FPS low though using simple examples

Hello,

I’m new to JME and currently trying the basic tutorials from the wiki. All of them work, but my stats say that I only have about 60 frames per second.

I could imagine that it should be much more since the example sceneries (a (one (1))) simple cube isn’t a very complex scene, isn’t it?

Maybe you enabled vsync?

What hardware are you running? Console output should give you some stats on that side of things. And what @normen said, just double check that.

You probably had enabled the option vsync as normen said, it is in the start screen of the app when you chose the resolution.

Hi and thanks for your answers,

unfortunately it’s not that easy: i double checked, and I do not have vsync enabled :frowning:

My hardware is quite old. A standard PC about 6 years old. “Normal” games like minecraft run with good performance, so I thought that it should be better with easy scenes (one cube in the scene graph).

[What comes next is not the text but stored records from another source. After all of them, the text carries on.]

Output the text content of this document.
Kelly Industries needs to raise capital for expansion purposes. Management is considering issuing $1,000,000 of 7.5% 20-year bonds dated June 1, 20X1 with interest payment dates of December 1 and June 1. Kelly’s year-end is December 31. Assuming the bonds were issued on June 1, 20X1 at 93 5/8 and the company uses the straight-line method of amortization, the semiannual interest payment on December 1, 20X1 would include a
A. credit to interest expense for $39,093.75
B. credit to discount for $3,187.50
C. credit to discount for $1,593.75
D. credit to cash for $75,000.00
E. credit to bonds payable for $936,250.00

Also it seems, that the framerate is somehow “limited”. There’s no evidence for that, but I tried to increase the number of cube to draw in the scene graph. A long time there’s happening nothing. When I reach about 5000 cubes arranged in a flat array, the framerate drops. I can understand this. But before I do not have more than 2000 cubes in my scene there’s happening nothng with the framerate. It stays constant at 59-60 FPS.

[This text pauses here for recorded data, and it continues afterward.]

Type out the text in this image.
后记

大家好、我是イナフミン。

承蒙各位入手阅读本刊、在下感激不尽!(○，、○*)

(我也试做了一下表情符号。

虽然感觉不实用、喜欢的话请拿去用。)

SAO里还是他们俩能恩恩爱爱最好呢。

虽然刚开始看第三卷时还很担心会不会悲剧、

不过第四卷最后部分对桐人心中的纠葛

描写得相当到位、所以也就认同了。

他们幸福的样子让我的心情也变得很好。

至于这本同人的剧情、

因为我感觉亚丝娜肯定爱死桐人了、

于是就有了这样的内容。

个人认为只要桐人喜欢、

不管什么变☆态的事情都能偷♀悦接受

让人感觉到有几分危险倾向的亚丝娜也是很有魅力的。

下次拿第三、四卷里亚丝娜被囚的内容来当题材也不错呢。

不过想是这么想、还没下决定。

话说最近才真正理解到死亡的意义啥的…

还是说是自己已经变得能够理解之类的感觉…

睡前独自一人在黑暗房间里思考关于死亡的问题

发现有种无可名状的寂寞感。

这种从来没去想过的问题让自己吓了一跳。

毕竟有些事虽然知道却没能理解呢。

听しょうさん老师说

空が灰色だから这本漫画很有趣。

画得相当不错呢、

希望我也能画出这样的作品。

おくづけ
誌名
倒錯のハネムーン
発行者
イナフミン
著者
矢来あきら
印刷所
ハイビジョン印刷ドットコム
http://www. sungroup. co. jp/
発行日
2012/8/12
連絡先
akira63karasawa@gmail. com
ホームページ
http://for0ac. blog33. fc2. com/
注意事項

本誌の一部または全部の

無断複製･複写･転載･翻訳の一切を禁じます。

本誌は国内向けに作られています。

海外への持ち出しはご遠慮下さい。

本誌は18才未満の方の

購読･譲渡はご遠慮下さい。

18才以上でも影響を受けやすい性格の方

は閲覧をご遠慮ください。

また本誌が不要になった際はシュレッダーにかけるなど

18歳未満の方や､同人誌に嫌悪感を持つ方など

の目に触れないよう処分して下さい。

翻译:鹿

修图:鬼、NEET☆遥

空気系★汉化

If vsync is on then you will get the behavior you have… so perhaps it is being forced in the driver settings or something.

If the single blue test cube is only running at a fixed 60 FPS then that is very suspicious. It means the rendering is locked to the refresh rate as in “vsynch enabled”.

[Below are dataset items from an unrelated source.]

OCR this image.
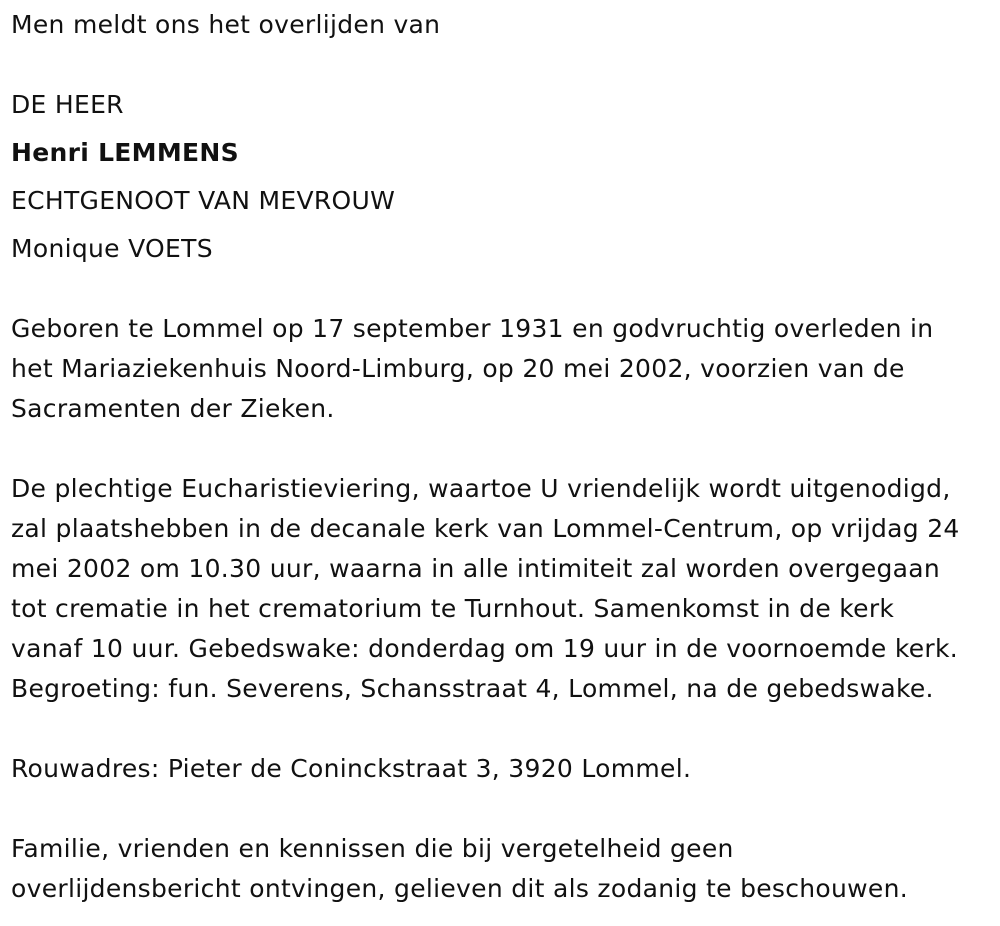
Men meldt ons het overlijden van
DE HEER
Henri LEMMENS
ECHTGENOOT VAN MEVROUW
Monique VOETS
Geboren te Lommel op 17 september 1931 en godvruchtig overleden in
het Mariaziekenhuis Noord-Limburg, op 20 mei 2002, voorzien van de
Sacramenten der Zieken.
De plechtige Eucharistieviering, waartoe U vriendelijk wordt uitgenodigd,
zal plaatshebben in de decanale kerk van Lommel-Centrum, op vrijdag 24
mei 2002 om 10.30 uur, waarna in alle intimiteit zal worden overgegaan
tot crematie in het crematorium te Turnhout. Samenkomst in de kerk
vanaf 10 uur. Gebedswake: donderdag om 19 uur in de voornoemde kerk.
Begroeting: fun. Severens, Schansstraat 4, Lommel, na de gebedswake.
Rouwadres: Pieter de Coninckstraat 3, 3920 Lommel.
Familie, vrienden en kennissen die bij vergetelheid geen
overlijdensbericht ontvingen, gelieven dit als zodanig te beschouwen.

So it certainly seems like vsynch is enabled.

To avoid misunderstandings: when you talking about “vsync enabled” you mean that “vsync checkbox” in the configuration window of jMonkeyEngine that appears when I’m starting the application?

Well, that checkbox is really DISabled :frowning:

Check your driver settings… maybe you are forcing it for all apps.

Something seems to be locking refresh rate to 60 FPS. And making the HUGE assumption that you haven’t made any mods to the JME sample app then it must be external to JME.

Also…60 fps is plenty enough…As long as you witnessed that you still have 60 with 2000 cubes (which is not bad at all), I guess that’s not really an issue.
It’s healhtier for your card also…

Some hardware and drivers do this limit, since 60 fps is the maximum fps that an human can see.

That’s not really true.

But if your refresh rate on your monitor is only 60 FPS then there is no reason (other than seeing how big your stick is) to run faster.

Are you using linux with opensource drivers maybe?
Because if I am not mistaken mesa drivers force vsync by default.

Touché. I’m using open source drivers. Maybe that’s the problem.

If that is the cause, it means, that I do not have to worry about the power of my computer and can spend the money in some books instead of a new computer.

Thanks to you all for your answers.

JME 3.1 has a frame profiler built in the shows a graph of where time is spent. You’d have to build from source to use 3.1 but it would give you a little graphical pop-up.

…would be interesting to see where the drivers swallow the time and if it makes the display invalid for some reason.

I have a laptop on linux with bumblebee (nvidia optimus) and if I want to force disable vsync on Intel card I type “vblank_mode=0 java -jar Game.jar” :grinning:

vblank_mode=0 works for me, too. Though there is no felt difference while moving around in the scene, but the framerate is not limited to 60 FPS. :slight_smile:

Wow! I had this problem and didn’t noticed! I’m using linux also.

For me it worked by setting vblank_mode=0 on /etc/environment.

Even if vSync is good for saving resources, I need to disable it to check if my FPS decreases alot after some change on game :yum:

Thanks!!

The frame profiling popup that is included in 3.1 taps into some new profiling interface that is also new in 3.1. It hooks in a listener that collects the different frame steps for building the graphic but one could just as easily catch them to put frame timing in the HUD. So for example, instead of tracking FPS you could track how many nanos/millis it takes to render the frame.

Depending on how the drivers are swallowing the extra frame time, this should tell you the same thing (did my game get laggier than I want) but even when frame rate locked. It’s a theory anyway.